Two other candidates were far behind the prominent pair.
Despite being outraised by his opponent, Flake, a six-term congressman, saw strong backing from both establishment and tea party Republicans in his quest to win the open seat soon to be vacated by retiring Senate Minority Whip Jon Kyl.
His challenger, however, put up a tough fight. A political newcomer, Cardon has not previously held public office and runs his family's real estate investment firm, the Cardon Group.
He took in a considerable amount of money this cycle - $9.6 million as of August 8 –but about 90% of his campaign war chest came from his own pocket, according to reports filed with the Federal Election Commission.
Flake, meanwhile, raised $5.4 million but has lent no money to his campaign. He also had the support of both Kyl and Arizona's senior senator, John McCain. Flake, known as a maverick, was a major backer of McCain early on in the senator's 2008 presidential bid.
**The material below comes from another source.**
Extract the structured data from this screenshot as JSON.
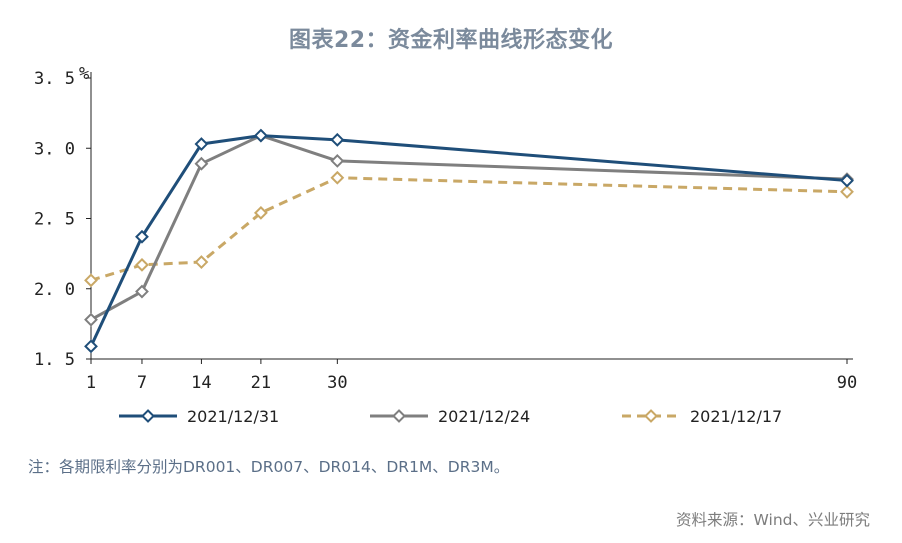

The congressman also fell in the column of one of the few national politicians whom former Alaska Gov. Sarah Palin endorsed in a Senate race this cycle. While Cardon painted himself as the tea party favorite in the race, Palin backed Flake in July, saying the congressman has led a tough fight against "pork barrel spending."
"He's not afraid to 'go rogue' against his own party and its leadership," she wrote in her endorsement announcement.
Flake will face former U.S. Surgeon General Richard Carmona, who did not undergo a competitive Democratic primary battle.